Starring: Jean Marais, Josette Day
Director: Jean Cocteau
Distributor: Madman Director’s Suite
From the opening credits it’s clear that this is a film sprung from the mind of a supremely creative individual; the key names are written in chalk on a blackboard, a clapper loader calls the shot, from somewhere off screen we hear a voice call ‘Cut!’, then we read the words of Jean Cocteau asking for some “childlike simplicity” in order to believe, among other things, that “the hands of a human beast will smoke when he slays a victim”. Agreeing to the contract, we enter into the magical realm of La Belle et La Bete, the director’s interpretation of Madame Leprince de Beaumont’s classic French fairy tale.

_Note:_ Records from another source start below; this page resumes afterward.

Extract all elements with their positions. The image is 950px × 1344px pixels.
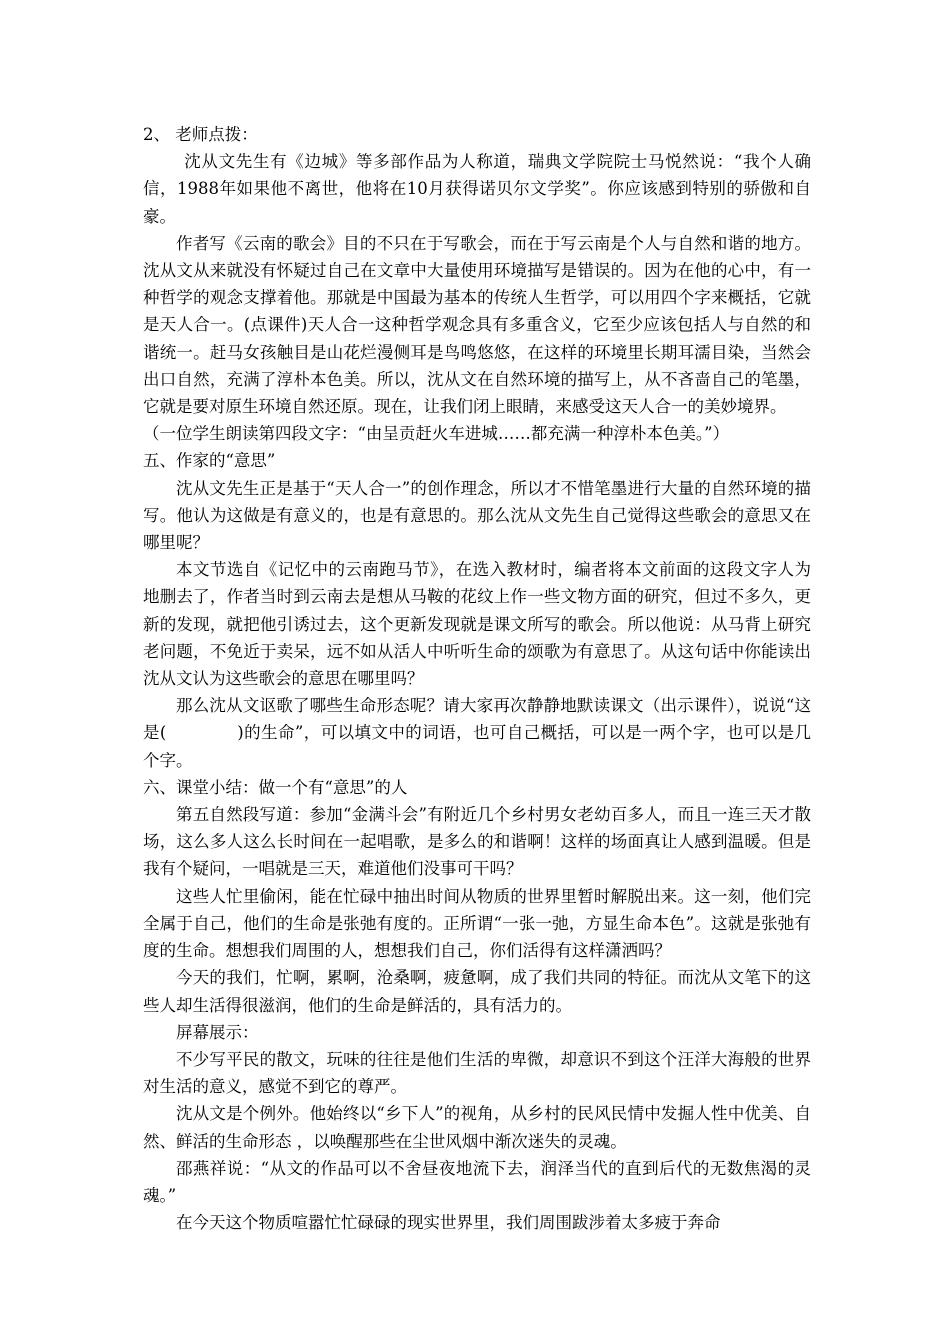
paragraph-song-gathering: 第五自然段写道：参加“金满斗会”有附近几个乡村男女老幼百多人，而且一连三天才散场，这么多人这么长时间在一起唱歌，是多么的和谐啊！这样的场面真让人感到温暖。但是我有个疑问，一唱就是三天，难道他们没事可干吗？ xyxy=(143,805,811,879)
paragraph-text-source: 本文节选自《记忆中的云南跑马节》，在选入教材时，编者将本文前面的这段文字人为地删去了，作者当时到云南去是想从马鞍的花纹上作一些文物方面的研究，但过不多久，更新的发现，就把他引诱过去，这个更新发现就是课文所写的歌会。所以他说：从马背上研究老问题，不免近于卖呆，远不如从活人中听听生命的颂歌为有意思了。从这句话中你能读出沈从文认为这些歌会的意思在哪里吗？ xyxy=(143,560,811,689)
section-6-heading: 六、课堂小结：做一个有“意思”的人 xyxy=(143,777,408,797)
document-body xyxy=(143,121,811,1236)
paragraph-creative-concept: 沈从文先生正是基于“天人合一”的创作理念，所以才不惜笔墨进行大量的自然环境的描写。他认为这做是有意义的，也是有意思的。那么沈从文先生自己觉得这些歌会的意思又在哪里呢？ xyxy=(143,478,811,553)
paragraph-today: 今天的我们，忙啊，累啊，沧桑啊，疲惫啊，成了我们共同的特征。而沈从文笔下的这些人却生活得很滋润，他们的生命是鲜活的，具有活力的。 xyxy=(143,968,811,1015)
paragraph-shao-yanxiang: 邵燕祥说：“从文的作品可以不舍昼夜地流下去，润泽当代的直到后代的无数焦渴的灵魂。” xyxy=(143,1158,811,1205)
paragraph-exception: 沈从文是个例外。他始终以“乡下人”的视角，从乡村的民风民情中发掘人性中优美、自然、鲜活的生命形态 ，以唤醒那些在尘世风烟中渐次迷失的灵魂。 xyxy=(143,1104,811,1151)
fill-blank-before: 那么沈从文讴歌了哪些生命形态呢？请大家再次静静地默读课文（出示课件），说说“这是( xyxy=(143,696,811,743)
paragraph-student-reading: （一位学生朗读第四段文字：“由呈贡赶火车进城……都充满一种淳朴本色美。”） xyxy=(143,424,730,444)
fill-blank-after: )的生命”，可以填文中的词语，也可自己概括，可以是一两个字，也可以是几个字。 xyxy=(143,723,811,770)
paragraph-material-world: 在今天这个物质喧嚣忙忙碌碌的现实世界里，我们周围跋涉着太多疲于奔命 xyxy=(176,1213,721,1233)
paragraph-leisure: 这些人忙里偷闲，能在忙碌中抽出时间从物质的世界里暂时解脱出来。这一刻，他们完全属于自己，他们的生命是张弛有度的。正所谓“一张一弛，方显生命本色”。这就是张弛有度的生命。想想我们周围的人，想想我们自己，你们活得有这样潇洒吗？ xyxy=(143,886,811,961)
section-5-heading: 五、作家的“意思” xyxy=(143,451,276,471)
paragraph-fill-blank xyxy=(143,692,811,774)
paragraph-harmony: 作者写《云南的歌会》目的不只在于写歌会，而在于写云南是个人与自然和谐的地方。沈从文从来就没有怀疑过自己在文章中大量使用环境描写是错误的。因为在他的心中，有一种哲学的观念支撑着他。那就是中国最为基本的传统人生哲学，可以用四个字来概括，它就是天人合一。(点课件)天人合一这种哲学观念具有多重含义，它至少应该包括人与自然的和谐统一。赶马女孩触目是山花烂漫侧耳是鸟鸣悠悠，在这样的环境里长期耳濡目染，当然会出口自然，充满了淳朴本色美。所以，沈从文在自然环境的描写上，从不吝啬自己的笔墨，它就是要对原生环境自然还原。现在，让我们闭上眼睛，来感受这天人合一的美妙境界。 xyxy=(143,233,811,417)
paragraph-common-people: 不少写平民的散文，玩味的往往是他们生活的卑微，却意识不到这个汪洋大海般的世界对生活的意义，感觉不到它的尊严。 xyxy=(143,1049,811,1097)
paragraph-screen-display: 屏幕展示： xyxy=(176,1022,259,1042)
paragraph-nobel: 沈从文先生有《边城》等多部作品为人称道，瑞典文学院院士马悦然说：“我个人确信，1988年如果他不离世，他将在10月获得诺贝尔文学奖”。你应该感到特别的骄傲和自豪。 xyxy=(143,152,811,226)
section-2-heading: 2、 老师点拨： xyxy=(143,125,258,144)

Following a fate not dissimilar to that of Cinderella, the kind-hearted Belle (Josette Day) is delivered from servitude into royalty through a monumental sacrifice. Her two arrogant sisters and her foolhardy brother squander away the family fortune when all she wants is a simple rose. But when her father plucks one from the Beast’s garden, he must pay for it with his life – or that of one of his daughters. Naturally Belle offers herself up and enters the Beast’s enchanted castle where human arms act as candelabras and carved stone statues observe every slow motion move.
It’s a wonderfully surreal environment made even more intriguing through the presence of the Beast, a fantastical furry creature inhabited by Cocteau’s lover Jean Marais who also plays the part of Belle’s handsome suitor Avenant. Repulsive as he appears, the Beast soon touches Belle with his loving nature. And as a reward for seeing beyond the surface to the soul below, Belle is delivered into the arms of the handsome Prince (Marais again). But such is the powerful charm of this film that we’re left pining for his previous incarnation as the poor tormented Beast!